Understanding a company's financial health and performance involves more than just looking at revenue growth and operational metrics. Many entrepreneurs tend to stick to revenue growth and operational metrics thinking that they are the important KPIs to know better about the company’s financial health. While these metrics are highlighted when explaining the company’s performance, it has to be noted that these metrics do not provide a clear picture about the company.
For example, Revenue growth is not reflective of how much core business activity has increased because the sheer volume and value of transactions makes it very easy to manipulate. Similarly, specific business metrics like CAC for SaaS/E-commerce companies can be fudged with to show an exaggerated view of efficiency.
Byju's is a prime example of unsustainable growth as their rapid expansion of business lines resulted in them struggling to sustain day-to-day operations, resulting in mass layoffs, inability to service debt, and a tremendous blow to its public reputation.
It is important that the management of cash flows is necessary for any business regardless of size to implement in order for them to grow sustainably.
A company's cash generating ability is its truest and most robust measure of success. The ability to generate cash indicates efficiency and growth potential as it shows how well the company is able to manage its receivables, payables and its inventory.
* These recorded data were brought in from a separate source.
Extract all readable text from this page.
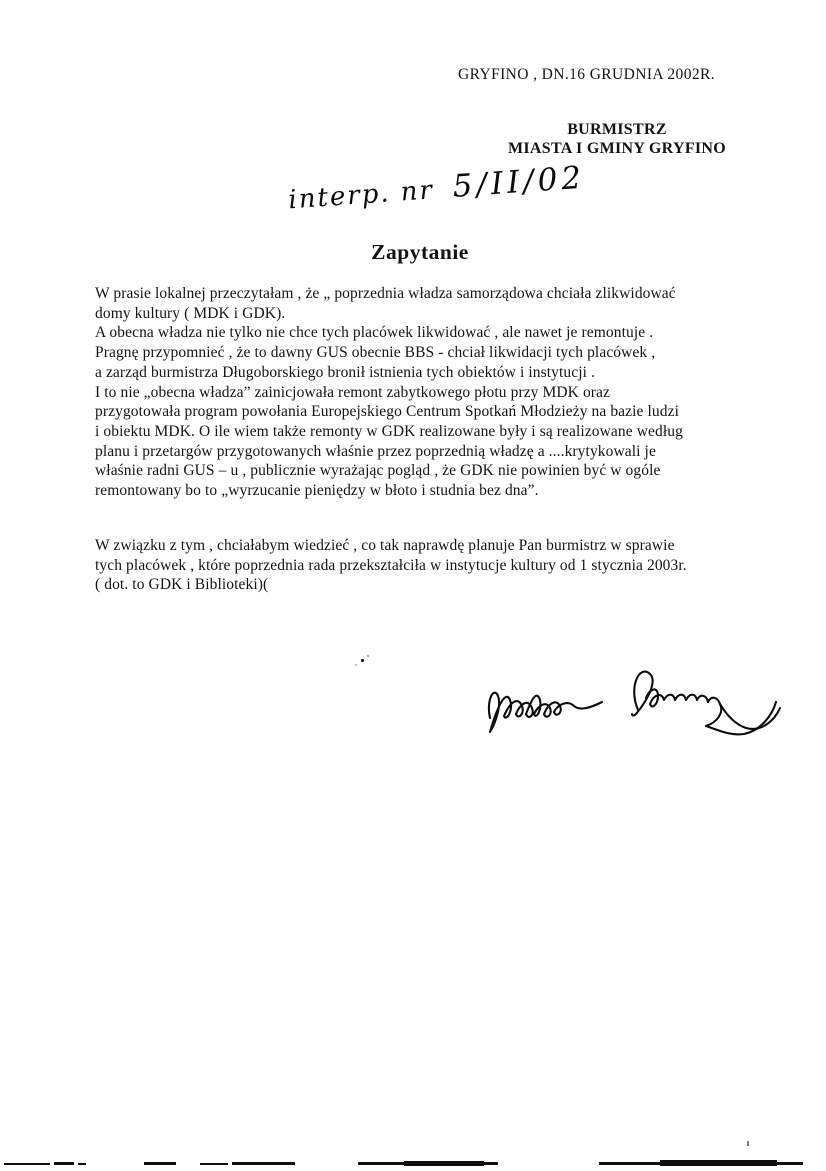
GRYFINO , DN.16 GRUDNIA 2002R.
BURMISTRZ
MIASTA I GMINY GRYFINO
interp. nr 5/II/02
Zapytanie
W prasie lokalnej przeczytałam , że „ poprzednia władza samorządowa chciała zlikwidować
domy kultury ( MDK i GDK).
A obecna władza nie tylko nie chce tych placówek likwidować , ale nawet je remontuje .
Pragnę przypomnieć , że to dawny GUS obecnie BBS - chciał likwidacji tych placówek ,
a zarząd burmistrza Długoborskiego bronił istnienia tych obiektów i instytucji .
I to nie „obecna władza” zainicjowała remont zabytkowego płotu przy MDK oraz
przygotowała program powołania Europejskiego Centrum Spotkań Młodzieży na bazie ludzi
i obiektu MDK. O ile wiem także remonty w GDK realizowane były i są realizowane według
planu i przetargów przygotowanych właśnie przez poprzednią władzę a ....krytykowali je
właśnie radni GUS – u , publicznie wyrażając pogląd , że GDK nie powinien być w ogóle
remontowany bo to „wyrzucanie pieniędzy w błoto i studnia bez dna”.
W związku z tym , chciałabym wiedzieć , co tak naprawdę planuje Pan burmistrz w sprawie
tych placówek , które poprzednia rada przekształciła w instytucje kultury od 1 stycznia 2003r.
( dot. to GDK i Biblioteki)(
Additionally, it is also an indication of the management of overheads, as inefficient businesses with out of control overheads tend to be cash starved.
Unlike revenue and profit, cash flows are not easily manipulated. This is because a company's cash balance is always visible in the company bank statements. It is imperative that the management emphasize on cash flow forecasting and management to ensure that they are always on top of their cash needs and can maneuver their way around adverse exogenous conditions.